Personal information
- Full name: Matthew Keech
- Born: 21 October 1970 (age 55) Hampstead, London, England
- Height: 5 ft 10 in (1.78 m)
- Batting: Right-handed
- Bowling: Right-arm medium

Domestic team information
- 1991–1993: Middlesex
- 1994–1999: Hampshire
- 2001: Dorset

Career statistics
| Competition | First-class | List A |
| Matches | 69 | 104 |
| Runs scored | 2,824 | 1,900 |
| Batting average | 28.52 | 22.61 |
| 100s/50s | 3/15 | –/6 |
| Top score | 127 | 98 |
| Balls bowled | 810 | 696 |
| Wickets | 8 | 12 |
| Bowling average | 52.50 | 45.00 |
| 5 wickets in innings | – | – |
| 10 wickets in match | – | – |
| Best bowling | 2/28 | 2/16 |
| Catches/stumpings | 56/– | 28/– |
- Source: Cricinfo, 9 December 2009

= Matthew Keech =

English cricketer

Matthew Keech (born 21 October 1970) is an English former cricketer and cricket coach.

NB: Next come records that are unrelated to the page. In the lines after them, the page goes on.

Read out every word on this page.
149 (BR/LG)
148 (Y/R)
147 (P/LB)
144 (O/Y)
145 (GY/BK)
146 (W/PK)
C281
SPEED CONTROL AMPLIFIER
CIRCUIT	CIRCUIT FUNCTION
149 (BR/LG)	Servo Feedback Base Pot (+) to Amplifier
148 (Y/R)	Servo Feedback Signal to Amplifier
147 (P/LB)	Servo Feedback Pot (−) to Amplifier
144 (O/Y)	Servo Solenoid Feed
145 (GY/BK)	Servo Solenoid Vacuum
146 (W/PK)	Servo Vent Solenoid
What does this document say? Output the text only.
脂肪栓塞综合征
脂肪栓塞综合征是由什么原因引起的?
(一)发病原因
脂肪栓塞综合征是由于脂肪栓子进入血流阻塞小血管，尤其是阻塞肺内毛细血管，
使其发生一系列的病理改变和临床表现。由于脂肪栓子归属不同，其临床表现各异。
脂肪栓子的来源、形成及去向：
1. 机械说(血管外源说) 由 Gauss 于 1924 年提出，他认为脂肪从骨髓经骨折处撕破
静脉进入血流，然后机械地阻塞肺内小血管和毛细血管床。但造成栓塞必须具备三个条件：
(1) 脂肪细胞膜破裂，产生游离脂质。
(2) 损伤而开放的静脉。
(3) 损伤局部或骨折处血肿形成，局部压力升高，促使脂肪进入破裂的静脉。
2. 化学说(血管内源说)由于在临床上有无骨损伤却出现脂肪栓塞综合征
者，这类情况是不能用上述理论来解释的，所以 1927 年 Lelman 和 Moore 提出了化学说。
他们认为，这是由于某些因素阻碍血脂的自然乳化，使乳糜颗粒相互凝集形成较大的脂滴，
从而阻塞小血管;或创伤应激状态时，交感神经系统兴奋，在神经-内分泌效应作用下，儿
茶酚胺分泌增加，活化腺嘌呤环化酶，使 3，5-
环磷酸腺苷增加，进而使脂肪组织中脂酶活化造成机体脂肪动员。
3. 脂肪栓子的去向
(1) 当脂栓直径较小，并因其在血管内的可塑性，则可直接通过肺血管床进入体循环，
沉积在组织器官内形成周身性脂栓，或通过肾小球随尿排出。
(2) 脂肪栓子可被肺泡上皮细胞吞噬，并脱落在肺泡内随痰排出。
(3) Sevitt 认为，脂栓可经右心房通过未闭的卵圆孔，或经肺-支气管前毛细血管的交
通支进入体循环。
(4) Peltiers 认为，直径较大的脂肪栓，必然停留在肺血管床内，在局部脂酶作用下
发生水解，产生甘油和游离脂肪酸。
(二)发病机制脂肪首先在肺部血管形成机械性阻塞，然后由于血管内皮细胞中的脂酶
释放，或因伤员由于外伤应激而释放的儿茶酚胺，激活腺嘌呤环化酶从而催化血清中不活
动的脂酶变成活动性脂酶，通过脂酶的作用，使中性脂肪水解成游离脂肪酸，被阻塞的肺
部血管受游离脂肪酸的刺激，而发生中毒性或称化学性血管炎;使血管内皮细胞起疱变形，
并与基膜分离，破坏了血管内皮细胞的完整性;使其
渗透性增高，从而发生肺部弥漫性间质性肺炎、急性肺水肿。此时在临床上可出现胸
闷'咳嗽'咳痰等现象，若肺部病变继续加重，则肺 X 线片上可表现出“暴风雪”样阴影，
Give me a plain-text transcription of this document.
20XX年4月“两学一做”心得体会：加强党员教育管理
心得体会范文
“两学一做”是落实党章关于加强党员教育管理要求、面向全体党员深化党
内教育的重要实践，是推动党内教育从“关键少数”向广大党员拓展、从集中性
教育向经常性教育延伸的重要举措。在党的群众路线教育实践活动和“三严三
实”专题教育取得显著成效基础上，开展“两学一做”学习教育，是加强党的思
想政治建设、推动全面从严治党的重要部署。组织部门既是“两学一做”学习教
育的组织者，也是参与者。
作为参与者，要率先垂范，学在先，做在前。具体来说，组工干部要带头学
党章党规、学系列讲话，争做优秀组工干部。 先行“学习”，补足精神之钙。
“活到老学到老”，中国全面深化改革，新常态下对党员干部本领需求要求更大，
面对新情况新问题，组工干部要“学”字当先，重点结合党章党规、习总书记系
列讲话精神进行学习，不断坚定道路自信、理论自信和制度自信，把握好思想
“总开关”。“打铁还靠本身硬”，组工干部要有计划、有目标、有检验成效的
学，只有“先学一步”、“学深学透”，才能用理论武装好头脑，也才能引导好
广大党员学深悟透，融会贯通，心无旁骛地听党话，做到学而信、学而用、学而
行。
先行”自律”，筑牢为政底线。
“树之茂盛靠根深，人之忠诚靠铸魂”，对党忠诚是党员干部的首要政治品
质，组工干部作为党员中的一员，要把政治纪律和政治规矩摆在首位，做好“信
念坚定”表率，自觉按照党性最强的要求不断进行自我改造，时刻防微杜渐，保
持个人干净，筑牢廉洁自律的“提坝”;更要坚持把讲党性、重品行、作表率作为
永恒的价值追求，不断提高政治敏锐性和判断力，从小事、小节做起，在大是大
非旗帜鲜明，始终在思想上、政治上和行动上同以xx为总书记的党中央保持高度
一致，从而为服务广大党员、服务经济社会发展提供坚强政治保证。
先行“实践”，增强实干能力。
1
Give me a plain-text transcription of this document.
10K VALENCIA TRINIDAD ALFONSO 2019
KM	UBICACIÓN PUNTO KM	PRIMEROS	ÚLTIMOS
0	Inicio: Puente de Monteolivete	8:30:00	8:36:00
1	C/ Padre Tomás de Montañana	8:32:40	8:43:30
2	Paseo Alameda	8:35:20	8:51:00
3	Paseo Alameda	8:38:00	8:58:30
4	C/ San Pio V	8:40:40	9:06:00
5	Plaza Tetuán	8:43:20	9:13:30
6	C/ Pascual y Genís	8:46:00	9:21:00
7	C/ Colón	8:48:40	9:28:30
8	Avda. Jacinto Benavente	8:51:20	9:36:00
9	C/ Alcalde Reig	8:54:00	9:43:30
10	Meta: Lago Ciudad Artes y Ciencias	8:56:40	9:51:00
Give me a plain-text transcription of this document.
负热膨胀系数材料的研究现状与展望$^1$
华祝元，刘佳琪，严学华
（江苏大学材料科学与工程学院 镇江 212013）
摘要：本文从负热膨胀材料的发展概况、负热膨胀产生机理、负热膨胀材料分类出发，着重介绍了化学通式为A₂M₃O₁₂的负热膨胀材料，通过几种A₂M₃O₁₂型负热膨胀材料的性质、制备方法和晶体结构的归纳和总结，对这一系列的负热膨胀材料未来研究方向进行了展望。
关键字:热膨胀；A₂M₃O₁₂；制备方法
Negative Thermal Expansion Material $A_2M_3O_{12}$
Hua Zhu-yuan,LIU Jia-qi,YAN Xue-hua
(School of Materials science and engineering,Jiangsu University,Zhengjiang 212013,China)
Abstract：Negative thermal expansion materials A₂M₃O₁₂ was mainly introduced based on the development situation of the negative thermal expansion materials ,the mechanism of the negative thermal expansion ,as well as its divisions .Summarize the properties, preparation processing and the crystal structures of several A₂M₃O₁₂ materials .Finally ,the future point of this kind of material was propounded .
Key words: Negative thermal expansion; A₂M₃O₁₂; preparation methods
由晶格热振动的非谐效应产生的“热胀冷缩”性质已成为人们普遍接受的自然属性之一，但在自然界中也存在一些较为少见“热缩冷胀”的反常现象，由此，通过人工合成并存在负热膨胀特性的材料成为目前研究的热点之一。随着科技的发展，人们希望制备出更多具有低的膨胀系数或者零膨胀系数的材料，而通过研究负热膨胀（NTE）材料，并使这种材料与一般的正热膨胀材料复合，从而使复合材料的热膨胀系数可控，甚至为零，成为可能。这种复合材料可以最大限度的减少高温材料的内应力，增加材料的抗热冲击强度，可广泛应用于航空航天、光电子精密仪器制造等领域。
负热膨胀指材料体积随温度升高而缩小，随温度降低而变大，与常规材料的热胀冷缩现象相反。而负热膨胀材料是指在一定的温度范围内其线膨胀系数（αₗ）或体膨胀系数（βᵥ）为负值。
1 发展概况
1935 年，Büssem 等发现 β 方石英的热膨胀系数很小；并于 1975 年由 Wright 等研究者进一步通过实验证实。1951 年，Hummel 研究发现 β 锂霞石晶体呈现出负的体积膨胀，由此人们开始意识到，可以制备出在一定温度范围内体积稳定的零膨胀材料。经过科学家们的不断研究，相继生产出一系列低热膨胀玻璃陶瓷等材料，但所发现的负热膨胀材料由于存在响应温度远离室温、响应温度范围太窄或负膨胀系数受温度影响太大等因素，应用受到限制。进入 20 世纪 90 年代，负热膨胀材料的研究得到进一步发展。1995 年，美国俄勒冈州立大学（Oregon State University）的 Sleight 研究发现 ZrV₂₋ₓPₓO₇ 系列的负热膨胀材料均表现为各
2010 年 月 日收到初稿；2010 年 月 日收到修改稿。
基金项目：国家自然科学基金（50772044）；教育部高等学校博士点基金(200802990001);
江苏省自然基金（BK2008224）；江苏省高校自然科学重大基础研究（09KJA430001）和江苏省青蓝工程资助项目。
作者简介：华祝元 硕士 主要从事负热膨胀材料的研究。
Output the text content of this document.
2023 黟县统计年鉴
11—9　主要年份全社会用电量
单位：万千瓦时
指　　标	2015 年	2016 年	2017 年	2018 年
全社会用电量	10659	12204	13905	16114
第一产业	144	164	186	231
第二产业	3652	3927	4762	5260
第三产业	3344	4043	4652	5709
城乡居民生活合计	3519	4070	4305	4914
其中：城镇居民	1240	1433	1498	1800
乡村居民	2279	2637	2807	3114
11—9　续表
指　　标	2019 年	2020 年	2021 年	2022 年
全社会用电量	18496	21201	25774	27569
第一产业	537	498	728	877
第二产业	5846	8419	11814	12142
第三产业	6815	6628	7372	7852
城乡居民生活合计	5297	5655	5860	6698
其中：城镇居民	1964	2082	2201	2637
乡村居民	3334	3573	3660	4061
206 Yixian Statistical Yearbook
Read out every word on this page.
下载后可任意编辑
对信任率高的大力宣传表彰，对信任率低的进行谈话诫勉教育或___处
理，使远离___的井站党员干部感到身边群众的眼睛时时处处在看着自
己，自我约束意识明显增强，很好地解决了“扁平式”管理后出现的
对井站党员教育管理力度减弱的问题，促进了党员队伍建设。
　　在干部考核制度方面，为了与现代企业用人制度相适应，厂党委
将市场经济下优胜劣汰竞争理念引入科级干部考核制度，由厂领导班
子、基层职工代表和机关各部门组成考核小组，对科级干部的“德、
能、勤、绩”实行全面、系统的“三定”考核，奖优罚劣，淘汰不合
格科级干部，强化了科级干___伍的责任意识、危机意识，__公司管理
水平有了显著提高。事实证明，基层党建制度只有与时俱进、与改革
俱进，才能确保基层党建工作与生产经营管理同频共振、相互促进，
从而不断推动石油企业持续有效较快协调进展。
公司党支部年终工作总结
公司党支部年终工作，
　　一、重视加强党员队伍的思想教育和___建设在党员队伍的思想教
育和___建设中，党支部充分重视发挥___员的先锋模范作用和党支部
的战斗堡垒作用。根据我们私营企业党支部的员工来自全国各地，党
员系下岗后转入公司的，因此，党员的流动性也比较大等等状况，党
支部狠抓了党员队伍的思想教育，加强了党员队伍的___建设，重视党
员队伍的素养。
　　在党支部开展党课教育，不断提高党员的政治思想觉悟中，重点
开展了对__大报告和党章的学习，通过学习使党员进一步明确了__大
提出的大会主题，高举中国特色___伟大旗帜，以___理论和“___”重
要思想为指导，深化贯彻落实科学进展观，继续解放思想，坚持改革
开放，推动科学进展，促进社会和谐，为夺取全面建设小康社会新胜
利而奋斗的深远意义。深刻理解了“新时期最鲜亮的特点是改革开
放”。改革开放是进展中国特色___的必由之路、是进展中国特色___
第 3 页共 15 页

Keech was born at Hampstead in October 1979. He played for England Young Cricketers in both Youth Test and One Day International matches in 1989 and 1990. Keech made his debut in first-class cricket for Middlesex against Cambridge University at Fenner's in 1991, and went onto make fourteen appearances in that seasons County Championship. In that same season, he also made his debut in List A one-day cricket against Surrey in the Refuge Assurance League, with him making fourteen one-day appearances in 1991. He did not appear for Middlesex in 1992, but did return to the side for the 1993 season; during this, he made five first-class and fifteen one-day appearances. Keech left Middlesex at the end of that season, with Mark Ramprakash putting this down to a feeling that he would do better playing elsewhere.

For the 1994 season, Keech joined Hampshire, making five appearances in the County Championship and twelve in one-day cricket during his debut season.

Keech played in 49 first-class matches and 74 one-day matches for the county. At the end of the 1999 season, Keech was released by Hampshire. In 2001, he made a single one-day appearance for Dorset against Bedfordshire at Bournemouth in the 2nd round of the Cheltenham & Gloucester Trophy; he scored 73 runs in the match in a losing cause. Keech subsequently coached Dorset.